I shake my head. “He’s… he’s trying, okay? That’s different.”
She glances at the board, skipping past strings to the circle around the mug he handed me with the lily. “You didn’t hide,” she says softly. “You stood there in front of him.”
My breath catches and I close my eyes. She’s right.
When? When did fear of the unknown slip away?
I open my eyes and stare at her.
“I’m protecting you,” I say.
She laughs, small and knowing. “You’re protecting yourself.”
The laugh echoes. I don’t deny it.
She pats the couch. “Come sit,” she whispers. “Tell me about him.”
I sit. She slides beside me, tugs a notecard listing her top ten weirdest moments (startled hedges, strange scanner, lily poetry).
“What is he?” she asks, voice casual but serious.
I look at the board. I know all the answers: alien, warrior, warp-time traveler. But how to boil millennia and heartbreak into a toddler explanation?
“He’s... someone finding his place,” I say instead. “He’s learning to live in our world.”
She studies me. “Does he know?”
I don’t answer.
She leans against me. “Mom... you look at him funny.”
“I’m tired,” I admit, tone low. “And confused. And… frustrated.”
She traces a red string. “But if you like him...”
“Mom!” I cut myself off, hand flying out to smooth her hair. “He’s not my boyfriend.”
She looks at me like I’m the world’s worst liar. “Mom.”
Silence settles. I swallow. I think about that smile he gave me at the fence—quiet pride, guarded hope. I think about the lilies and poetry. I think about the sprinkler incident and the way my heart refused to leap away.
“Maybe,” I whisper, “I do.”
She grins widely. “Phase One complete.”
She flicks off the lights. We sit in the darkness, the board gleaming overhead, a constellation of possibilities. My arms wrap around my daughter, whose belief shimmers stronger than any conspiracy.
Tomorrow, I face more evictions, more moral compromise. But maybe tomorrow—maybe I’ll stand at the fence again, not just as a neighbor but as someone ready to cross.
Tonight, in the hush, I learn there’s power in accepting the strange. And suddenly... that admission feels like breath.

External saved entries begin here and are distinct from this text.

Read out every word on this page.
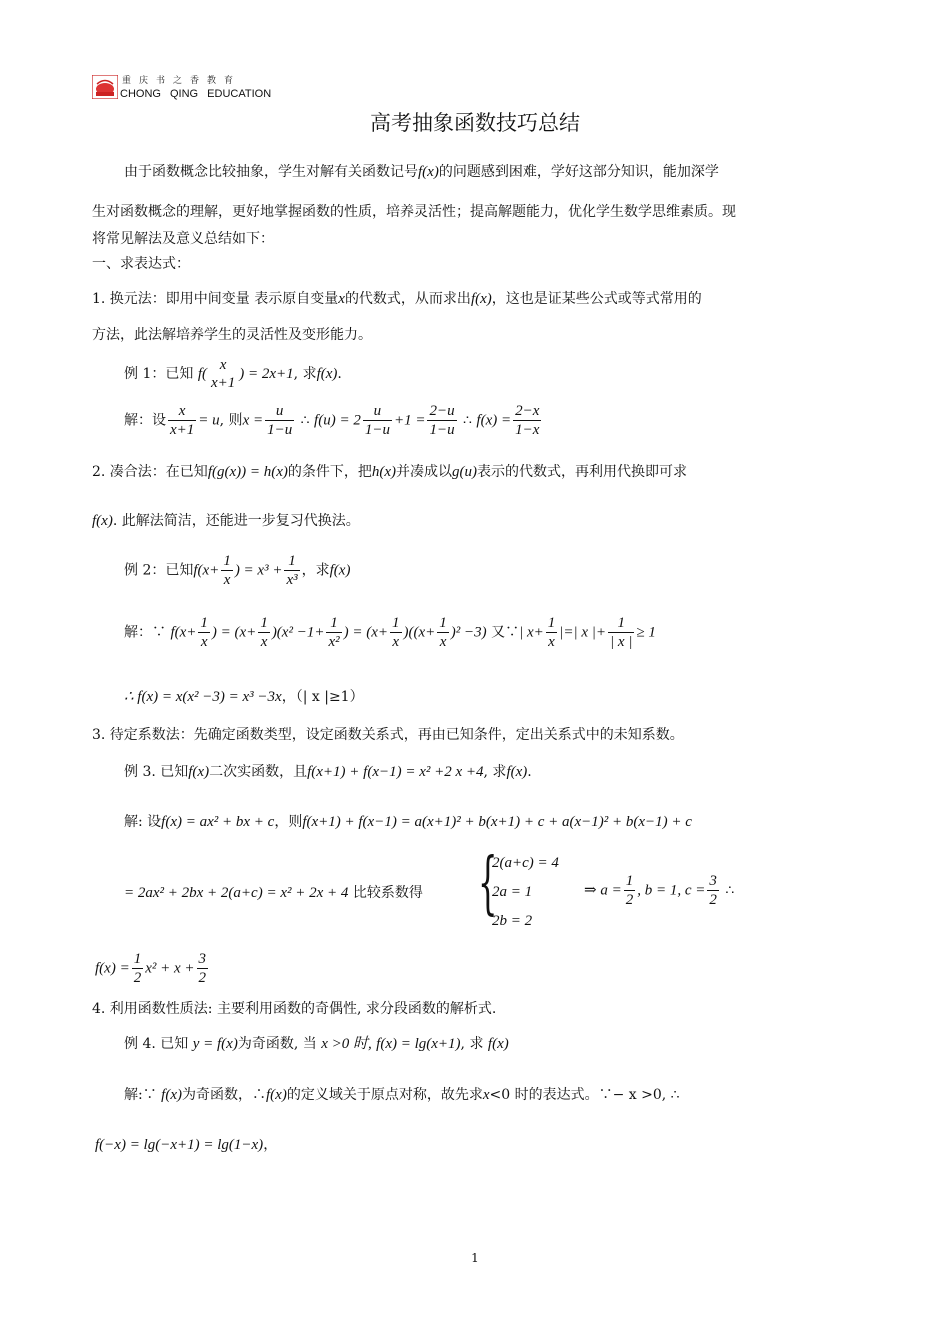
重庆书之香教育
CHONG QING EDUCATION
高考抽象函数技巧总结
由于函数概念比较抽象，学生对解有关函数记号f(x)的问题感到困难，学好这部分知识，能加深学
生对函数概念的理解，更好地掌握函数的性质，培养灵活性；提高解题能力，优化学生数学思维素质。现
将常见解法及意义总结如下：
一、求表达式：
1. 换元法：即用中间变量 表示原自变量x的代数式，从而求出f(x)，这也是证某些公式或等式常用的
方法，此法解培养学生的灵活性及变形能力。
例 1：已知 f(
x
x+1
) = 2x+1, 求f(x).
解：设 $\frac{x}{x+1} = u$, 则$x = \frac{u}{1-u}$ ∴ $f(u) = 2 \frac{u}{1-u} +1 = \frac{2-u}{1-u}$ ∴ $f(x) = \frac{2-x}{1-x}$
2. 凑合法：在已知f(g(x)) = h(x)的条件下，把h(x)并凑成以g(u)表示的代数式，再利用代换即可求
f(x). 此解法简洁，还能进一步复习代换法。
例 2：已知$f(x+ \frac{1}{x}$ ) = $x^3 + \frac{1}{\text{x³}}$ ，求f(x)
解：∵ $f(x+ \frac{1}{x}$ ) = $(x+ \frac{1}{x} )(x^2 -1+ \frac{1}{\text{x²}}$ ) = $(x+ \frac{1}{x} )((x+ \frac{1}{x} )^2 -3)$ 又∵| $x+ \frac{1}{x}$ |=| x |+ $\frac{1}{| x |} \ge 1$
∴ f(x) = x(x² −3) = x³ −3x，（| x |≥1）
3. 待定系数法：先确定函数类型，设定函数关系式，再由已知条件，定出关系式中的未知系数。
例 3. 已知f(x)二次实函数，且f(x+1) + f(x−1) = x² +2 x +4, 求f(x).
解: 设f(x) = ax² + bx + c，则f(x+1) + f(x−1) = a(x+1)² + b(x+1) + c + a(x−1)² + b(x−1) + c
= 2ax² + 2bx + 2(a+c) = x² + 2x + 4 比较系数得 {
2(a+c) = 4
2a = 1
2b = 2
⇒ $a = \frac{1}{2}$ , b = 1, $c = \frac{3}{2}$ ∴
$f(x) = \frac{1}{2} x^2 + x + \frac{3}{2}$
4. 利用函数性质法: 主要利用函数的奇偶性, 求分段函数的解析式.
例 4. 已知 y = f(x)为奇函数, 当 x >0 时, f(x) = lg(x+1), 求 f(x)
解:∵ f(x)为奇函数，∴f(x)的定义域关于原点对称，故先求x<0 时的表达式。∵− x >0, ∴
f(−x) = lg(−x+1) = lg(1−x)，
1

Work has become a pressure cooker ticking with compromises. Lipnicky summons me early, grinning like a viper coiled and ready. His office is too quiet—acrylic desk polished just enough to reflect my exhaustion back at me. He slides astack of blank eviction notices across the lacquered surface, each stamped with property addresses on Maple Street, several spots not even behind on rent yet.

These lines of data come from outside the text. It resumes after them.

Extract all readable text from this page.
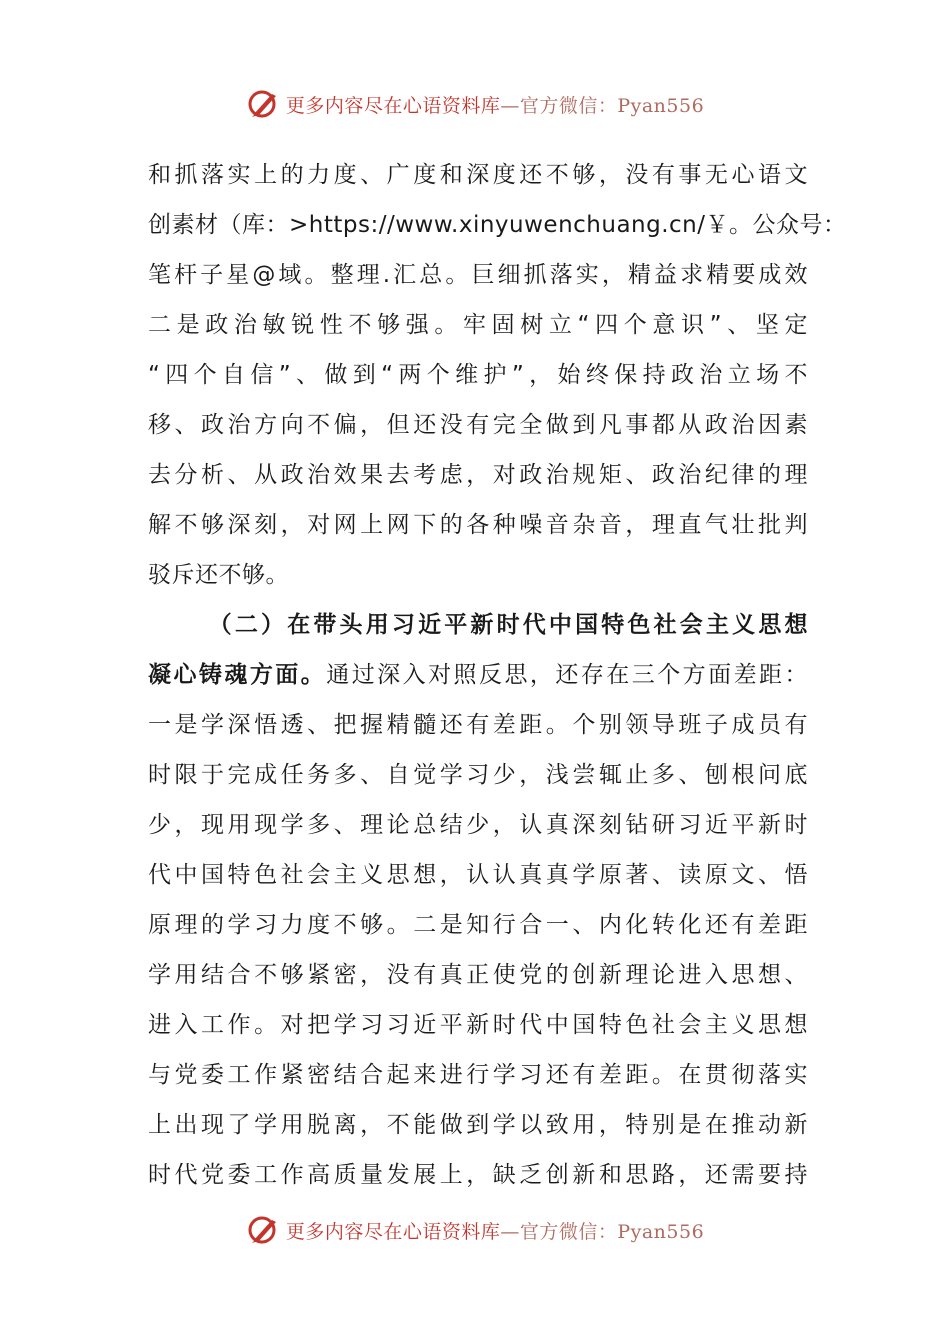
更多内容尽在心语资料库—官方微信：Pyan556
和抓落实上的力度、广度和深度还不够，没有事无心语文
创素材（库：>https://www.xinyuwenchuang.cn/￥。公众号：
笔杆子星@域。整理.汇总。巨细抓落实，精益求精要成效
二是政治敏锐性不够强。牢固树立“四个意识”、坚定
“四个自信”、做到“两个维护”，始终保持政治立场不
移、政治方向不偏，但还没有完全做到凡事都从政治因素
去分析、从政治效果去考虑，对政治规矩、政治纪律的理
解不够深刻，对网上网下的各种噪音杂音，理直气壮批判
驳斥还不够。
（二）在带头用习近平新时代中国特色社会主义思想
凝心铸魂方面。通过深入对照反思，还存在三个方面差距：
一是学深悟透、把握精髓还有差距。个别领导班子成员有
时限于完成任务多、自觉学习少，浅尝辄止多、刨根问底
少，现用现学多、理论总结少，认真深刻钻研习近平新时
代中国特色社会主义思想，认认真真学原著、读原文、悟
原理的学习力度不够。二是知行合一、内化转化还有差距
学用结合不够紧密，没有真正使党的创新理论进入思想、
进入工作。对把学习习近平新时代中国特色社会主义思想
与党委工作紧密结合起来进行学习还有差距。在贯彻落实
上出现了学用脱离，不能做到学以致用，特别是在推动新
时代党委工作高质量发展上，缺乏创新和思路，还需要持
更多内容尽在心语资料库—官方微信：Pyan556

“This is for the ‘restructuring effort,’” he says, eyes locked on mine. Voice smooth and slow. “Spreads confidence.”
I swallow. Confidence for whom? The answer hangs unsaid.
“It’s unfortunate,” I begin, voice low. I push the paperwork back, index finger tapping the chance to refuse. “That block is full of long-term businesses. They serve this community. They pay on time.”